Tarique Amir · October 22, 2018 at 1:11 pm

Hi Moss,

Great post. Small things become big. When we work as freelancer, it exposes us to the demands of the market which makes us better day by day. Once we achieve the position where we intend to reach, things become much easier.

Thanks for this post. Keep up the good work. 🙂


    Moss Clement · October 22, 2018 at 2:13 pm

    Hi Tarique,

    I agree with you, my friend. You start small and than nurture it to grow into a big business. And as you start your freelance writing career with low-paying clients, you at the same time will improve your writing skills and become a seasoned freelance writer. From there high-paying clients will start attracted to you. Thus, ensure to provide quality always.

    Thank you for coming by and adding to the discussion.


Bhawna Kaushik · October 22, 2018 at 11:03 am

Hey Moss,

I have been getting in to the idea of freelance writing and so far I have started with ProBlogger’s job board.

I think it is very important to keep the faith and work hard on building a presentable portfolio. True in the beginning you might have to work with small clients but it will give you a whole lot of experience.
Anyways awesome post.


    Moss Clement · October 22, 2018 at 11:15 am

    Hi Bhawna,
    I like your mindset–start small, grow big. That simply means, start with smaller clients, improve your skills and grow your business. Yes, Problogger job board is a great place to start. But you have to search for and pitch prospective clients. It’s easy to find them by spying on top or other freelance writers.

    Thank you for coming by,..


BrainPundits · October 22, 2018 at 9:59 am

Hey Moss,

Freelancing is a great way to get educated about a certain topic and gain some experience.
And we think LinkedIn is the best platform to achieve that.
Besides, that other freelancing websites are okay. The first bid would always take a lot of time but once you get some ratings it becomes very easy.


    Moss Clement · October 22, 2018 at 11:24 am

    Hi Brain Pundits,

    The good thing about freelance writing is that it offers you a platform to improve your writing skills and become the best you can. But you might have to make sacrifices, such as working for low–paying clients and working for free as well. That is the “start small grow big” method.

    Thanks. A lot for coming by.


Sajid Akhter · October 22, 2018 at 8:22 am

Hi Moss,

Excellent post. There is so much to learn every single day. You have shared a comprehensive post regarding this subject. I am glad I landed on your post today.

Thanks for sharing, have a great week ahead. 🙂


    Moss Clement · October 22, 2018 at 11:29 am

    Hi Sajid,
    Bloggers and freelance writers, we keep learning new tips and latest trends everyday. And the more we learn, the better we become. I so happy that you like the post.

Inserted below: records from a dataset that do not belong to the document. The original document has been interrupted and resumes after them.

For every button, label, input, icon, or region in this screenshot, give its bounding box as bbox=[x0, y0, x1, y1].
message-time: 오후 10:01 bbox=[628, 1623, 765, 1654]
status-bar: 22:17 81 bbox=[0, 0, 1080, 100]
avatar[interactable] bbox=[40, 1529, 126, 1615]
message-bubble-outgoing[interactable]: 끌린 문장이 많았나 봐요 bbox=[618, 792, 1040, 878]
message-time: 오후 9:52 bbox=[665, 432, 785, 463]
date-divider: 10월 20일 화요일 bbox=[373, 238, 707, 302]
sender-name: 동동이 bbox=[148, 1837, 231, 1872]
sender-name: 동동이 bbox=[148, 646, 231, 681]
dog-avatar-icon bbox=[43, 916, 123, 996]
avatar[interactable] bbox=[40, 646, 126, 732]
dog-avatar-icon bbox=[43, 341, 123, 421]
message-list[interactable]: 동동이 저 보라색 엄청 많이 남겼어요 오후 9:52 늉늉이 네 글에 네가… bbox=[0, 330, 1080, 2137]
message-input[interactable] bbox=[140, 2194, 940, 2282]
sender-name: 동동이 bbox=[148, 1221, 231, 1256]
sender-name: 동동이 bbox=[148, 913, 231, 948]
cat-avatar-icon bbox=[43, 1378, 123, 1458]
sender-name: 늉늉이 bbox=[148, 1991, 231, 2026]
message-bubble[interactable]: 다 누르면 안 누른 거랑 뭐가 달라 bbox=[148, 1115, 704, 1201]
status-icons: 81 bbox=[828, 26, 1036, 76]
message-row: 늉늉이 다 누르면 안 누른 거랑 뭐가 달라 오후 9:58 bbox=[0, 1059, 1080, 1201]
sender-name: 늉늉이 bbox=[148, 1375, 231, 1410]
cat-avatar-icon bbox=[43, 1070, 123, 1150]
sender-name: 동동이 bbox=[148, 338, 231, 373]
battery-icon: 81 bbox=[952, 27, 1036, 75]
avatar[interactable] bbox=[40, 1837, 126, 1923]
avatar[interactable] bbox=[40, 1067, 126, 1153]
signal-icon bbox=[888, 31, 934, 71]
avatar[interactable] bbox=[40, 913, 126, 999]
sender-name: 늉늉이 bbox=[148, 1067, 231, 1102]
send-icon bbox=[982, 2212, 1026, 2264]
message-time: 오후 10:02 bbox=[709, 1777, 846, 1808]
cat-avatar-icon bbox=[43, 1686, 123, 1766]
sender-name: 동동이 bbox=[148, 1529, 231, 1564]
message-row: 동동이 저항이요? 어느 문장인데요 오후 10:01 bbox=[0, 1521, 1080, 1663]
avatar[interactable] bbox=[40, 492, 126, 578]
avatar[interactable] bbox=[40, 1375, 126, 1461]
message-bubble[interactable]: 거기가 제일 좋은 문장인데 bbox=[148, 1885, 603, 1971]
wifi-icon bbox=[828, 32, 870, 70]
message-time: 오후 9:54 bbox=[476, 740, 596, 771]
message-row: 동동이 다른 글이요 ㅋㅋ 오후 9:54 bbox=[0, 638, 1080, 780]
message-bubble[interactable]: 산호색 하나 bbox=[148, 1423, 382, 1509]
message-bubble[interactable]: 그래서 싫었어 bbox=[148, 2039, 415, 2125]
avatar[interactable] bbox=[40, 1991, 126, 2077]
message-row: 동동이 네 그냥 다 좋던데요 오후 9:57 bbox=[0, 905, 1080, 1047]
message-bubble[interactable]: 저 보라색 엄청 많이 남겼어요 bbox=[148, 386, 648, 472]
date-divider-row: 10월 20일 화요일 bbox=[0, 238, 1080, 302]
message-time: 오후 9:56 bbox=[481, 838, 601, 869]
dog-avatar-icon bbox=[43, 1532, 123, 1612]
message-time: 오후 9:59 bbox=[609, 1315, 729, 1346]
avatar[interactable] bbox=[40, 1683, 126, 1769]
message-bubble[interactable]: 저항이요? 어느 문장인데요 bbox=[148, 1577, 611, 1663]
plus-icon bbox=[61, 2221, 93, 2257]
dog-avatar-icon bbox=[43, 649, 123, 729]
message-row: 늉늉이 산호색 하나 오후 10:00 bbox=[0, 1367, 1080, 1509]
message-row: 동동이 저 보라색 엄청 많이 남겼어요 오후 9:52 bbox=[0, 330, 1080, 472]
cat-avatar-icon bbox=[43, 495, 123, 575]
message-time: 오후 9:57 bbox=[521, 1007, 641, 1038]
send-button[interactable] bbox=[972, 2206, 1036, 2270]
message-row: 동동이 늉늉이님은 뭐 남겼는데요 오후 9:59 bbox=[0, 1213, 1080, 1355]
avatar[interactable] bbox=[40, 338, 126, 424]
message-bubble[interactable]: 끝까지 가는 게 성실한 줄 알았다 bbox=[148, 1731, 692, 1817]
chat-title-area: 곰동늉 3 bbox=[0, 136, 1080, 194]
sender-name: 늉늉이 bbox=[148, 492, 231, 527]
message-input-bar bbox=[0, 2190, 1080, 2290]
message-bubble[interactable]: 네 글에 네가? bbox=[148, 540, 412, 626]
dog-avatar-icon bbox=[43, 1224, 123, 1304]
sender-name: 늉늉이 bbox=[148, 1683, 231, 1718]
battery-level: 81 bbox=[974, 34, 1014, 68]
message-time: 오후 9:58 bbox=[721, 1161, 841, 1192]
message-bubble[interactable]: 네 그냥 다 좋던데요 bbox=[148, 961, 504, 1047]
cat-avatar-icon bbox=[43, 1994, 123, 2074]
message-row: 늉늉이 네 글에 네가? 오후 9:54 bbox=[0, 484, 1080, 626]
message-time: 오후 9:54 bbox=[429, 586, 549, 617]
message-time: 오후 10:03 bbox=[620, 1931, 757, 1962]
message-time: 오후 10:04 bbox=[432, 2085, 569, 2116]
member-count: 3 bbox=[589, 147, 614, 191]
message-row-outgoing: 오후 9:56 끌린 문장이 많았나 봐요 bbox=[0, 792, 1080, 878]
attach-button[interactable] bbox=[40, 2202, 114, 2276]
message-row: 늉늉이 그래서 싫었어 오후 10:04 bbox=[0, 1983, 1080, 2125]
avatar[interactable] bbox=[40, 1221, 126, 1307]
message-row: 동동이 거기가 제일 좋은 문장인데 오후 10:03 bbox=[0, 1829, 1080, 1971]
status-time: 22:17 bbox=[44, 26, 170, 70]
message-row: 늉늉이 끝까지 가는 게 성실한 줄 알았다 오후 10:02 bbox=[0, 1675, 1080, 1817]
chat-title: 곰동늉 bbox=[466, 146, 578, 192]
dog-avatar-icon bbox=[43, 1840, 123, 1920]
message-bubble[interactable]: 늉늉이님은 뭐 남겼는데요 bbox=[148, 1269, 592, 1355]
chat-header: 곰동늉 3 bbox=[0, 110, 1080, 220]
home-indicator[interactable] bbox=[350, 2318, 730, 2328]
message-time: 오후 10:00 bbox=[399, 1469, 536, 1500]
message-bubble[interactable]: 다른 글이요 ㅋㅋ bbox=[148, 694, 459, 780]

    Thank you for coming by.


Gaurav Kumar · October 19, 2018 at 11:10 am

Hi Moss,

Attracting clients as a newbie freelancer is a tough job. But with experience and quality of your work you can gradually start attracting more and more clients.

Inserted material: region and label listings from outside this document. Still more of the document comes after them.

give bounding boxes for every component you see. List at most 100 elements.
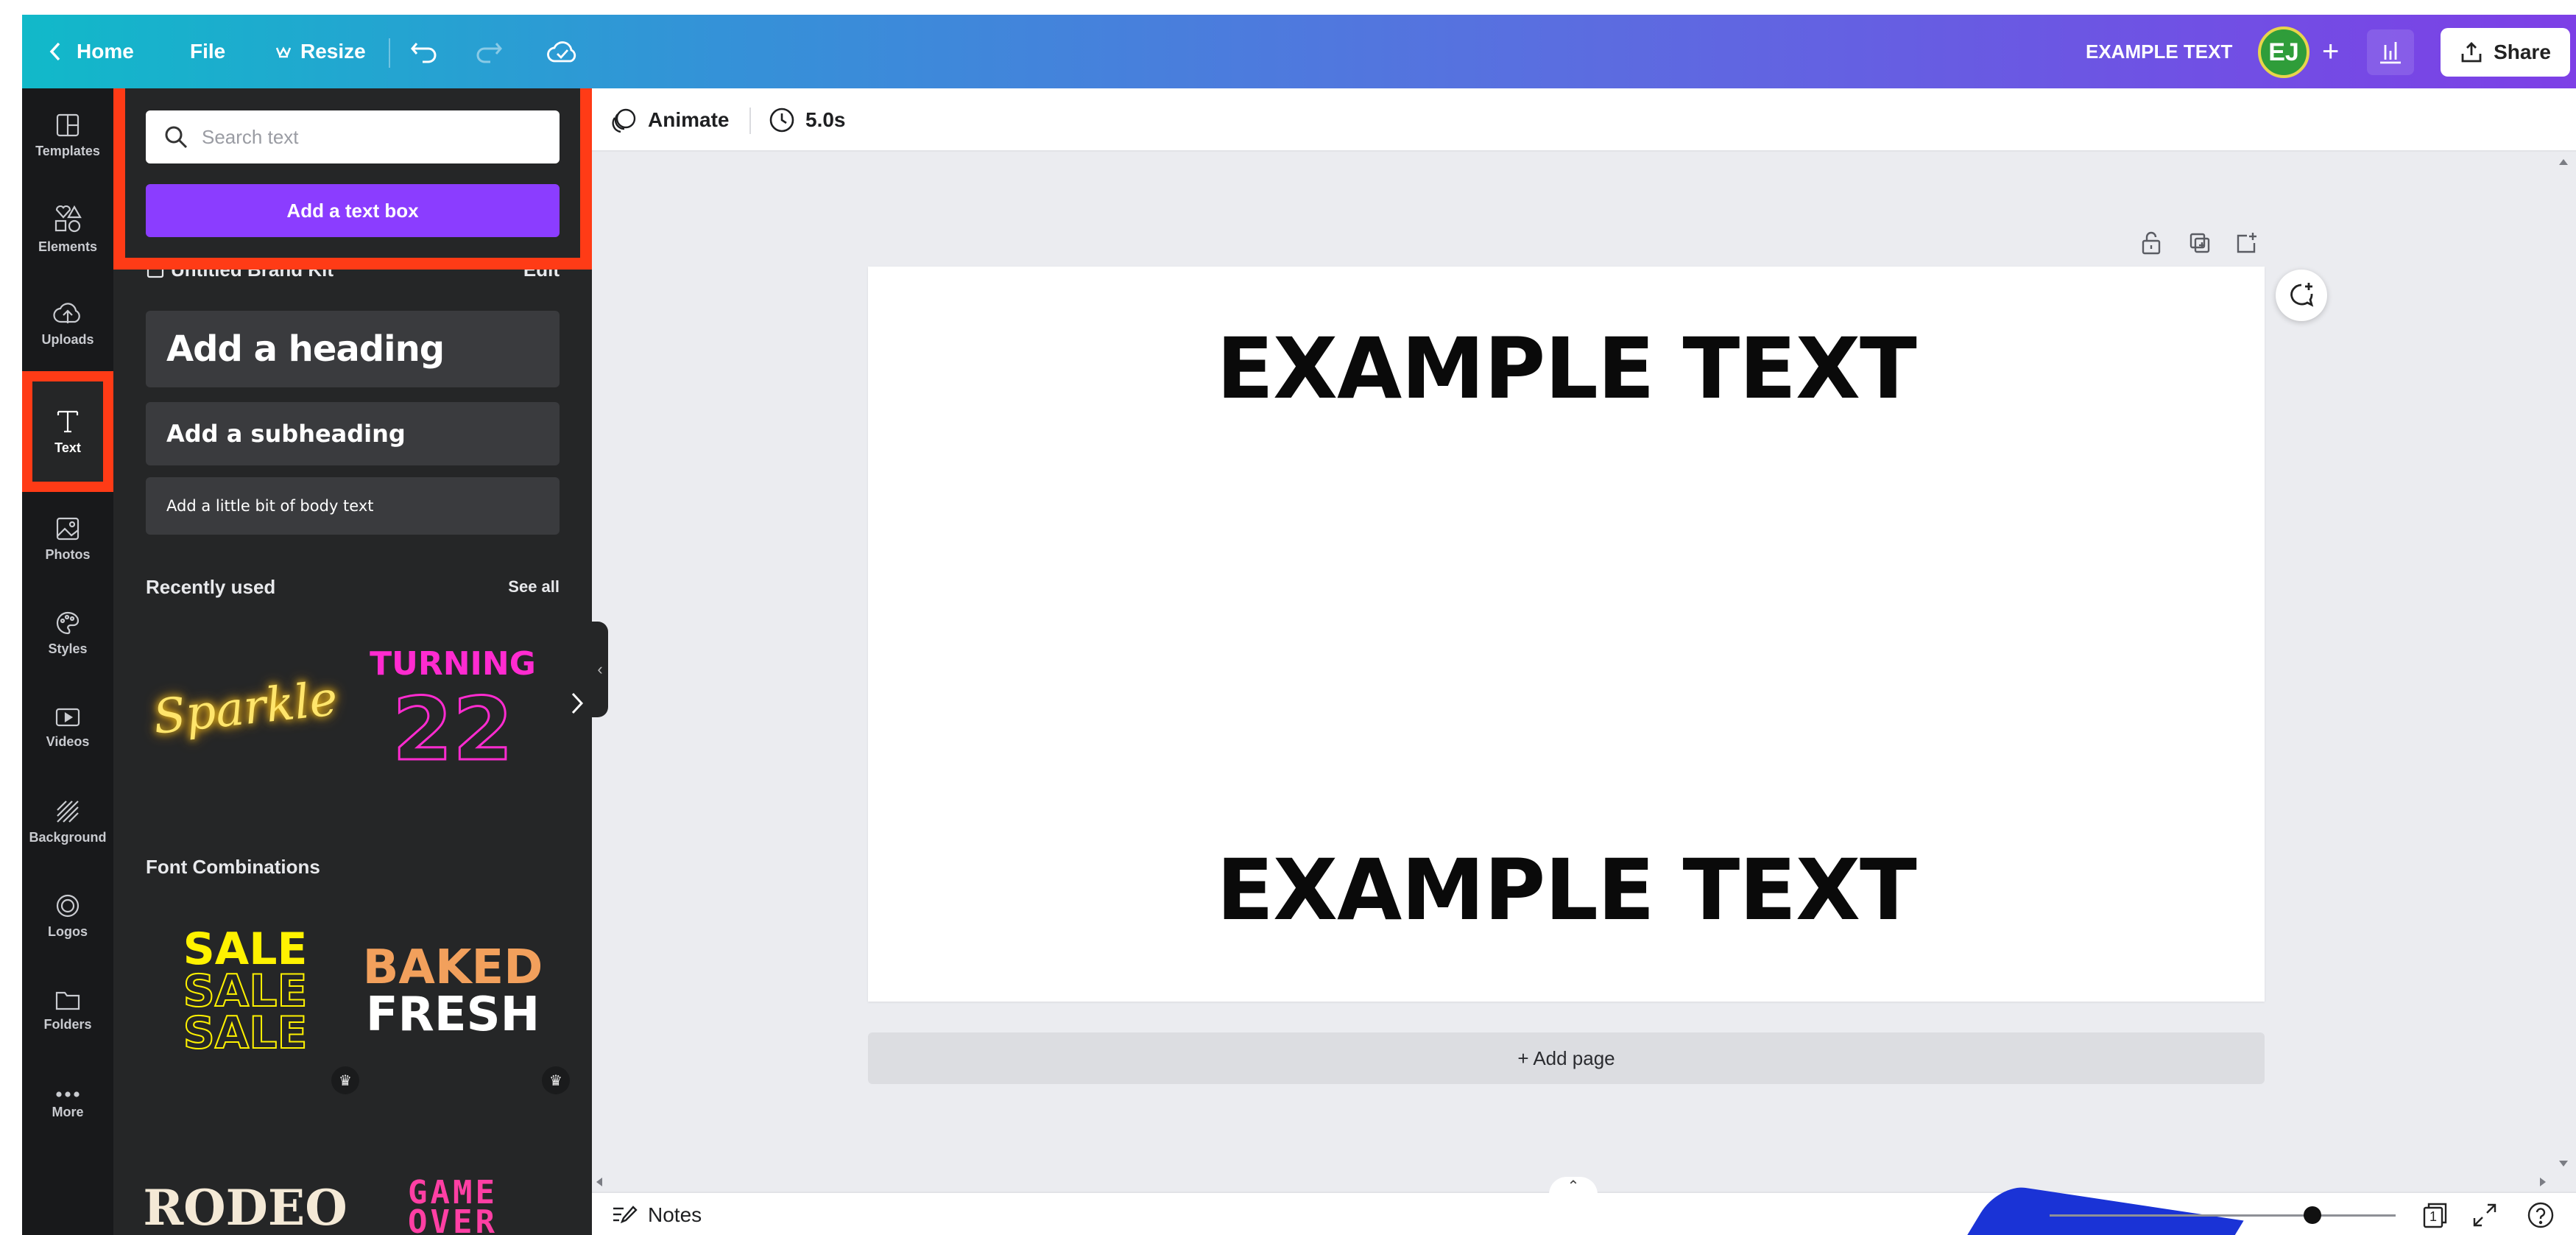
toolbar-divider	[389, 38, 390, 68]
zoom-slider-handle[interactable]	[2304, 1206, 2321, 1224]
upload-icon	[2461, 42, 2482, 63]
add-heading-button[interactable]: Add a heading	[146, 311, 560, 387]
share-label: Share	[2494, 41, 2551, 63]
background-icon	[57, 800, 79, 823]
sidebar-item-more[interactable]: More	[22, 1058, 113, 1152]
file-menu-button[interactable]: File	[190, 15, 225, 88]
recent-sparkle-thumb[interactable]: Sparkle	[146, 627, 345, 789]
brand-kit-edit-link[interactable]: Edit	[523, 258, 560, 281]
vertical-scrollbar[interactable]	[2551, 155, 2576, 1171]
design-title-label: EXAMPLE TEXT	[2086, 40, 2233, 63]
save-status-button[interactable]	[546, 15, 579, 88]
chevron-left-icon	[49, 42, 60, 61]
expand-icon	[2473, 1203, 2496, 1227]
sidebar-item-folders[interactable]: Folders	[22, 963, 113, 1058]
scroll-left-icon	[596, 1178, 602, 1186]
styles-icon	[56, 611, 80, 634]
brand-kit-title[interactable]: Untitled Brand Kit	[146, 258, 334, 281]
templates-icon	[56, 113, 80, 136]
add-text-box-button[interactable]: Add a text box	[146, 184, 560, 237]
fullscreen-button[interactable]	[2469, 1199, 2501, 1231]
combo-rodeo-thumb[interactable]: RODEO	[143, 1164, 347, 1235]
turning-text: TURNING	[370, 644, 536, 683]
sidebar-item-styles[interactable]: Styles	[22, 586, 113, 680]
brand-kit-icon	[147, 260, 164, 278]
photos-icon	[56, 517, 80, 540]
more-icon	[56, 1091, 80, 1097]
page-count: 1	[2429, 1209, 2438, 1224]
design-page[interactable]: EXAMPLE TEXT EXAMPLE TEXT	[868, 267, 2265, 1002]
resize-label: Resize	[300, 40, 366, 63]
notes-button[interactable]: Notes	[611, 1193, 702, 1235]
add-page-button[interactable]: + Add page	[868, 1032, 2265, 1084]
file-label: File	[190, 40, 226, 63]
text-panel: Add a text box Untitled Brand Kit Edit A…	[113, 88, 592, 1235]
sidebar-item-photos[interactable]: Photos	[22, 492, 113, 586]
baked-text: BAKED	[362, 940, 543, 995]
collapse-panel-button[interactable]: ‹	[592, 622, 608, 717]
notes-label: Notes	[648, 1203, 702, 1226]
plus-icon: +	[2322, 35, 2340, 68]
design-title[interactable]: EXAMPLE TEXT	[2086, 15, 2232, 88]
brand-kit-header: Untitled Brand Kit Edit	[146, 255, 560, 284]
sidebar-item-label: Templates	[35, 143, 100, 158]
help-button[interactable]	[2524, 1199, 2557, 1231]
sidebar-item-background[interactable]: Background	[22, 775, 113, 869]
add-subheading-button[interactable]: Add a subheading	[146, 402, 560, 465]
canvas-toolbar: Animate 5.0s	[592, 88, 2576, 152]
add-body-text-button[interactable]: Add a little bit of body text	[146, 477, 560, 535]
scroll-right-icon	[2540, 1178, 2546, 1186]
add-page-above-button[interactable]	[2232, 228, 2262, 258]
animate-button[interactable]: Animate	[611, 88, 729, 152]
sidebar-item-logos[interactable]: Logos	[22, 869, 113, 963]
undo-icon	[411, 43, 437, 63]
page-heading-top[interactable]: EXAMPLE TEXT	[868, 320, 2265, 418]
avatar[interactable]: EJ	[2258, 27, 2309, 78]
crown-icon	[275, 46, 292, 58]
sidebar-item-elements[interactable]: Elements	[22, 183, 113, 277]
home-label: Home	[77, 40, 134, 63]
combo-game-over-thumb[interactable]: GAME OVER	[353, 1164, 552, 1235]
sidebar-item-text[interactable]: Text	[22, 371, 113, 492]
share-button[interactable]: Share	[2441, 28, 2570, 77]
see-all-link[interactable]: See all	[508, 577, 560, 597]
chevron-left-icon: ‹	[597, 660, 603, 678]
add-collaborator-button[interactable]: +	[2322, 15, 2339, 88]
duplicate-page-button[interactable]	[2185, 228, 2215, 258]
page-heading-bottom[interactable]: EXAMPLE TEXT	[868, 841, 2265, 939]
zoom-slider-track[interactable]	[2050, 1214, 2396, 1217]
comment-add-icon	[2290, 283, 2314, 307]
sidebar-item-templates[interactable]: Templates	[22, 88, 113, 183]
sale-text-2: SALE	[183, 965, 308, 1017]
sidebar-item-videos[interactable]: Videos	[22, 680, 113, 775]
redo-button[interactable]	[474, 15, 504, 88]
resize-button[interactable]: Resize	[275, 15, 366, 88]
animate-label: Animate	[648, 108, 730, 131]
search-input[interactable]	[202, 125, 548, 149]
add-page-icon	[2237, 233, 2256, 253]
combo-sale-thumb[interactable]: SALE SALE SALE	[146, 910, 345, 1072]
search-box[interactable]	[146, 110, 560, 163]
combo-baked-fresh-thumb[interactable]: BAKED FRESH	[353, 910, 552, 1072]
lock-page-button[interactable]	[2136, 228, 2166, 258]
page-count-button[interactable]: 1	[2418, 1199, 2451, 1231]
videos-icon	[55, 708, 80, 726]
sidebar-item-label: Text	[54, 440, 81, 455]
home-button[interactable]: Home	[47, 15, 134, 88]
recent-next-button[interactable]	[562, 685, 592, 722]
annotation-arrow-shape	[1958, 1183, 2244, 1235]
recent-turning-22-thumb[interactable]: TURNING 22	[353, 627, 552, 789]
folders-icon	[55, 991, 80, 1010]
expand-pages-button[interactable]: ⌃	[1549, 1177, 1598, 1194]
duration-button[interactable]: 5.0s	[769, 88, 846, 152]
insights-button[interactable]	[2367, 29, 2414, 75]
undo-button[interactable]	[409, 15, 439, 88]
sidebar-item-uploads[interactable]: Uploads	[22, 277, 113, 371]
sidebar-item-label: Background	[29, 829, 107, 845]
sale-text-1: SALE	[183, 923, 308, 975]
add-comment-button[interactable]	[2276, 270, 2327, 321]
sidebar-item-label: Videos	[46, 733, 90, 749]
add-text-box-label: Add a text box	[286, 199, 419, 222]
bottom-bar: ⌃ Notes 1	[592, 1177, 2576, 1235]
sidebar-item-label: Styles	[48, 641, 88, 656]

I always believe in searching for the potential clients.

Glad you have shared this.


    Moss Clement · October 22, 2018 at 1:19 am

    Hi Guarav,
    Making effort to search and find clients to work with is a great way to landing your first client. But you need to offer value, as it will help you prospective clients to identify you as a top notch writer.

    Thank you for coming by.


Ryan Biddulph · October 18, 2018 at 5:19 pm

Excellent advice Moss. Thanks for the shoutout too 🙂 My business grows through my friend network. If you patiently make buddies through being generous your business grows exponentially over time, independent of Google updates and Facebook algorithms and all that jazz.


    Moss Clement · October 22, 2018 at 1:26 am

    Hi Ryan,
    That’s the essence of building bonds with other bloggers and freelance writers. They help you promote and grow your business without faster.

    Thank yiu for coming by and commenting, Ryan!